Are “holey” shoes an unfair trial strategy?

Easy legal advice (unless you are too stoned): Don’t put your pot and cocaine in with your money at the drive-through bank deposit canister. (Via.)

If only stupidity were a defense.

I know Clinton was very happy with the work of the “department of law there in the White House.” (Via.)

So you or your business can avoid problems in the future, be aware that the Code of Judicial Conduct precludes a judge from asking for donations of cardboard boxes to help the court move to a new facility.

Offered for debate: drunken breast-feeding is a crime in North Dakota. (Via.)

Son, how you like to make a buck doing a little chore for Dad? (Via.)


I have great faith in fools; self-confidence my friends call it.

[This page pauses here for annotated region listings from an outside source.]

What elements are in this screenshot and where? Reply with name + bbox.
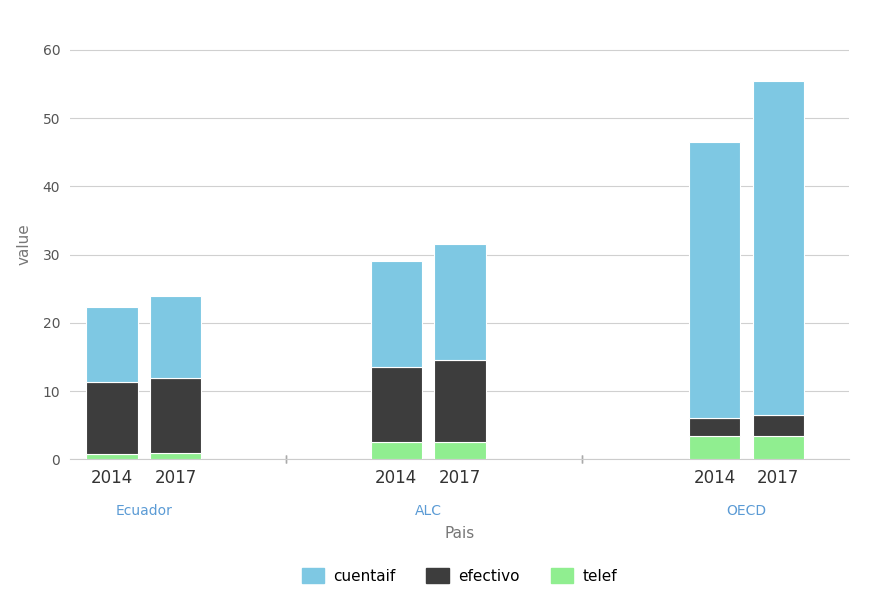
Bar — [752, 435, 804, 459]
Bar — [371, 442, 422, 459]
Bar — [434, 244, 486, 360]
Legend: cuentaif, efectivo, telef: cuentaif, efectivo, telef — [296, 562, 623, 589]
Bar — [150, 296, 201, 378]
Bar — [434, 442, 486, 459]
Bar — [87, 307, 137, 382]
Text: OECD: OECD — [726, 504, 766, 518]
Bar — [434, 360, 486, 442]
Bar — [150, 378, 201, 452]
Text: Ecuador: Ecuador — [116, 504, 172, 518]
X-axis label: Pais: Pais — [444, 526, 474, 541]
Bar — [150, 452, 201, 459]
Bar — [87, 454, 137, 459]
Bar — [371, 368, 422, 442]
Bar — [689, 435, 740, 459]
Y-axis label: value: value — [17, 224, 32, 265]
Bar — [371, 262, 422, 368]
Bar — [752, 81, 804, 415]
Bar — [689, 418, 740, 435]
Bar — [689, 142, 740, 418]
Text: ALC: ALC — [415, 504, 442, 518]
Bar — [87, 382, 137, 454]
Bar — [752, 415, 804, 435]
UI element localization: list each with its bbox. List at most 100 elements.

Edgar Allan Poe, Marginalia

Travel, a delayed test and, of course, books

So I arrived back at UMass yesterday her “new student orientation” that began last night and runs through tomorrow. It gives rise to a couple opportunities, one of which hasn’t come to fruitioin yet but one certainly did.

I had been hoping to try and post to the blog via a WordPress app for my Blackberry Storm. As is the case with beta versions, though, success has yet to be achieved. One problem with connecting was fixed in a new beta but that one, it seems, created its own problem that they’re hoping to fix in a new beta. So, at least at this point, no remote posting.

Shortly after getting here, though, I went to a bookstore book collective I didn’t get to on our first trip here. I later revisited another. So far, there’s three new books going into the carry-on. Two, though, were closeouts at less than half-price (and even less than Amazon), including the predecessor to a book not available in the U.S. that I blogged about more than 18 months ago. The third first showed up on my bibliolust list last November and I’d yet to have seen it in any other brick and mortar bookstore.

Throw in the fact this was an indie bookstore, I clearly had no choice but to buy all three books (plus my daughter bought two).


Supporting our independent community booksellers is a gift we not only bestow on ourselves, but one to preserve for the next generation.